I don’t find that remotely persuasive. This isn’t a single year’s data we are both looking at, but 15 years of data. It would be great if we had a longer run of data but we don’t. The more recent years data will no doubt be revised, but again for now this is what we have. Over that period, in some years Auckland has done better than other places in New Zealand, and in others worse, but over 15 years there has been a non-trivial worsening in Auckland’s relative position (whether GDP per capita or per employee), despite that rapid growth in population and job density. Frankly, his response seems (perhaps unfairly?) to amount to “agglomeration effects are real and important, so it doesn’t really matter what the bottom line is, or how the top-down data look, I believe my model”.
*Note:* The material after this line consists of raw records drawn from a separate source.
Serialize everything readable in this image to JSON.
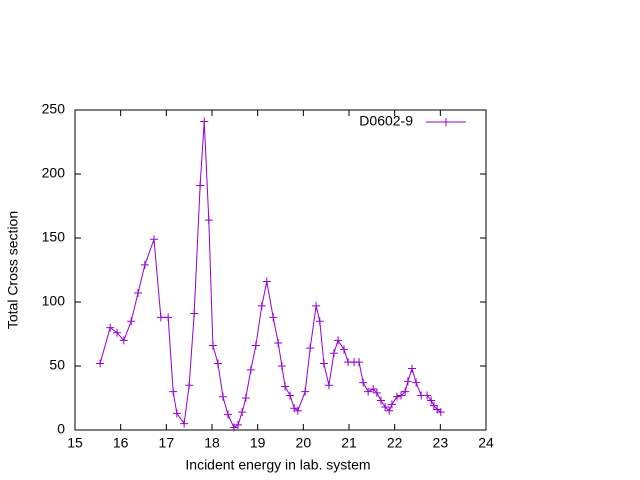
{
  "chart_data": {
    "type": "line",
    "xlabel": "Incident energy in lab. system",
    "ylabel": "Total Cross section",
    "xlim": [
      15,
      24
    ],
    "xticks": [
      15,
      16,
      17,
      18,
      19,
      20,
      21,
      22,
      23,
      24
    ],
    "ylim": [
      0,
      250
    ],
    "yticks": [
      0,
      50,
      100,
      150,
      200,
      250
    ],
    "legend": "top-right",
    "series": [
      {
        "name": "D0602-9",
        "color": "#9400d3",
        "x": [
          15.55,
          15.77,
          15.92,
          16.07,
          16.23,
          16.38,
          16.53,
          16.73,
          16.88,
          17.04,
          17.15,
          17.23,
          17.39,
          17.5,
          17.61,
          17.74,
          17.83,
          17.93,
          18.02,
          18.13,
          18.24,
          18.35,
          18.48,
          18.57,
          18.66,
          18.74,
          18.85,
          18.96,
          19.09,
          19.2,
          19.34,
          19.45,
          19.53,
          19.6,
          19.71,
          19.8,
          19.88,
          20.04,
          20.15,
          20.28,
          20.36,
          20.45,
          20.56,
          20.67,
          20.76,
          20.89,
          20.98,
          21.11,
          21.22,
          21.31,
          21.42,
          21.53,
          21.61,
          21.7,
          21.79,
          21.88,
          21.94,
          22.05,
          22.14,
          22.23,
          22.29,
          22.38,
          22.47,
          22.58,
          22.71,
          22.8,
          22.86,
          22.93,
          23.01
        ],
        "values": [
          52,
          80,
          76,
          70,
          85,
          107,
          129,
          149,
          88,
          88,
          30,
          13,
          5,
          35,
          91,
          191,
          241,
          164,
          66,
          52,
          26,
          12,
          2,
          4,
          14,
          25,
          47,
          66,
          97,
          116,
          88,
          68,
          50,
          34,
          27,
          17,
          15,
          30,
          64,
          97,
          85,
          52,
          35,
          60,
          70,
          63,
          53,
          53,
          53,
          37,
          30,
          32,
          29,
          23,
          18,
          15,
          20,
          26,
          27,
          30,
          38,
          48,
          37,
          27,
          27,
          23,
          19,
          16,
          14
        ]
      }
    ]
  }
}
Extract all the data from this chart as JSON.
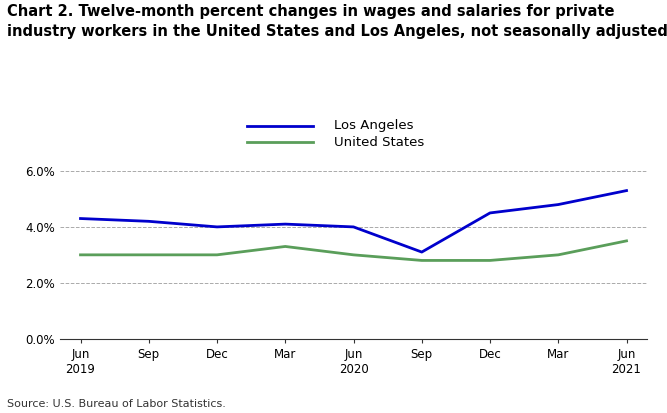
{
  "title": "Chart 2. Twelve-month percent changes in wages and salaries for private\nindustry workers in the United States and Los Angeles, not seasonally adjusted",
  "x_labels": [
    "Jun\n2019",
    "Sep",
    "Dec",
    "Mar",
    "Jun\n2020",
    "Sep",
    "Dec",
    "Mar",
    "Jun\n2021"
  ],
  "x_positions": [
    0,
    1,
    2,
    3,
    4,
    5,
    6,
    7,
    8
  ],
  "la_values": [
    0.043,
    0.042,
    0.04,
    0.041,
    0.04,
    0.031,
    0.045,
    0.048,
    0.053
  ],
  "us_values": [
    0.03,
    0.03,
    0.03,
    0.033,
    0.03,
    0.028,
    0.028,
    0.03,
    0.035
  ],
  "la_color": "#0000CC",
  "us_color": "#5a9e5a",
  "la_label": "Los Angeles",
  "us_label": "United States",
  "ylim": [
    0.0,
    0.068
  ],
  "yticks": [
    0.0,
    0.02,
    0.04,
    0.06
  ],
  "ytick_labels": [
    "0.0%",
    "2.0%",
    "4.0%",
    "6.0%"
  ],
  "source": "Source: U.S. Bureau of Labor Statistics.",
  "background_color": "#ffffff",
  "grid_color": "#aaaaaa",
  "line_width": 2.0,
  "title_fontsize": 10.5,
  "legend_fontsize": 9.5,
  "tick_fontsize": 8.5,
  "source_fontsize": 8.0
}
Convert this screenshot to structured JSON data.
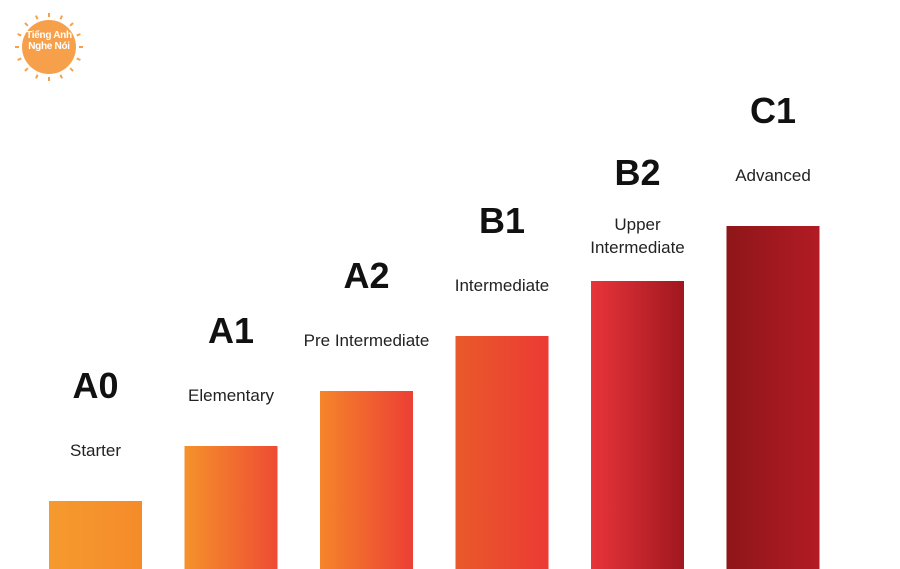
{
  "brand": {
    "logo_line1": "Tiếng Anh",
    "logo_line2": "Nghe Nói",
    "logo_color": "#F7A04B"
  },
  "chart_data": {
    "type": "bar",
    "title": "",
    "xlabel": "",
    "ylabel": "",
    "categories": [
      "A0",
      "A1",
      "A2",
      "B1",
      "B2",
      "C1"
    ],
    "sublabels": [
      "Starter",
      "Elementary",
      "Pre Intermediate",
      "Intermediate",
      "Upper Intermediate",
      "Advanced"
    ],
    "values": [
      1,
      2,
      3,
      4,
      5,
      6
    ],
    "ylim": [
      0,
      6
    ],
    "grid": false,
    "colors": [
      [
        "#F59A2E",
        "#F58B2A"
      ],
      [
        "#F5922B",
        "#EE4B33"
      ],
      [
        "#F5852A",
        "#EC3F35"
      ],
      [
        "#E95A2A",
        "#EC3A34"
      ],
      [
        "#E8353A",
        "#A0171F"
      ],
      [
        "#8E1619",
        "#B21B24"
      ]
    ]
  }
}
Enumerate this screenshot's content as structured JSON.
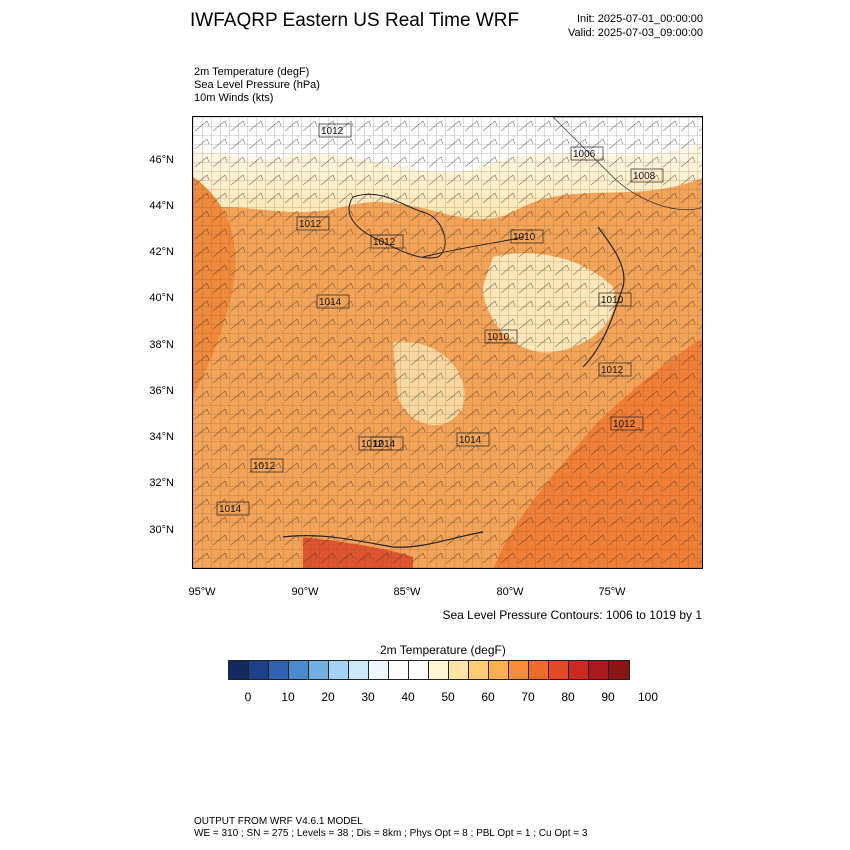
{
  "header": {
    "title": "IWFAQRP Eastern US Real Time WRF",
    "init": "Init: 2025-07-01_00:00:00",
    "valid": "Valid: 2025-07-03_09:00:00"
  },
  "fields": [
    "2m Temperature   (degF)",
    "Sea Level Pressure   (hPa)",
    "10m Winds   (kts)"
  ],
  "map": {
    "lat_labels": [
      "46°N",
      "44°N",
      "42°N",
      "40°N",
      "38°N",
      "36°N",
      "34°N",
      "32°N",
      "30°N"
    ],
    "lon_labels": [
      "95°W",
      "90°W",
      "85°W",
      "80°W",
      "75°W"
    ],
    "pressure_labels": [
      "1012",
      "1006",
      "1008",
      "1012",
      "1012",
      "1010",
      "1014",
      "1010",
      "1010",
      "1012",
      "1012",
      "1014",
      "1012",
      "1012",
      "1014",
      "1014"
    ],
    "contour_note": "Sea Level Pressure Contours: 1006 to 1019 by 1"
  },
  "colorbar": {
    "title": "2m Temperature  (degF)",
    "labels": [
      "0",
      "10",
      "20",
      "30",
      "40",
      "50",
      "60",
      "70",
      "80",
      "90",
      "100"
    ],
    "colors": [
      "#142a5e",
      "#1e3f8a",
      "#2f62b1",
      "#4a8bd0",
      "#72b0e4",
      "#a3d2f2",
      "#cde9f8",
      "#eef7fc",
      "#ffffff",
      "#ffffff",
      "#fff4d4",
      "#ffe4a3",
      "#ffcd70",
      "#fcb04f",
      "#f88d3a",
      "#f06a2c",
      "#e04a24",
      "#c82b22",
      "#a81a1e",
      "#8b1515"
    ]
  },
  "footer": {
    "line1": "OUTPUT FROM WRF V4.6.1 MODEL",
    "line2": "WE = 310 ; SN = 275 ; Levels = 38 ; Dis = 8km ; Phys Opt = 8 ; PBL Opt = 1 ; Cu Opt = 3"
  }
}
And, of course, I agree with him that wealthier places tend to be denser (but equally, as cities get wealthier they have tended to become less dense). The issue isn’t whether the phenomenon of agglomeration economies is real, but whether those economic gains have existed in the specific instance of Auckland over the last 15 years. There is simply no necessary reason why they should. Density is typically an outcome of market processes (people finding it worthwhile to bunch together), but that doesn’t mean that simply pulling more people into an area by policy (which is effectively what our immigration policy does) , and then regulatorily constraining its physical footprint, will make the people in that area more productive. If the longer-term economic opportunities in Auckland aren’t particularly good – if, say, New Zealand impaired by distance can really only hope to compete strongly on natural resource based exports – simply attracting more people into the confined space of Auckland could quite easily result in underperformance. A couple of observations over 15 years isn’t remotely enough to prove the case one way or the other, but given Auckland’s underperformance over that period I think there is some responsibility on the champions of actively pursuing fast population growth and higher job density (central governments, MBIE officials, local councils, economists) to offer a good explanation for Auckland’s underperformance, not simply assert that “my model says the agglomeration effects matter in general, and hence they must have mattered here specifically”. Perhaps there is such a good alternative story. I would be very interested to look at it.
And, of course, there is no dispute that lots of good policies (or, typically, avoiding lots of bad policies) go into making a successful prosperous economy. I wouldn’t agree with the Nunns list, but that is a debate for another day.
NB: The rise in the terms of trade over the previous 15 years will explain part of the regional GDP differences, with more heavily export-oriented regions having benefited at the expense of the other regions, although much of the trend improvement in the terms of trade has been a result of falling world import prices, the effects of which should have been fairly evenly spread across the country. Whether differential terms of trade effects are enough to reverse the rankings is another question.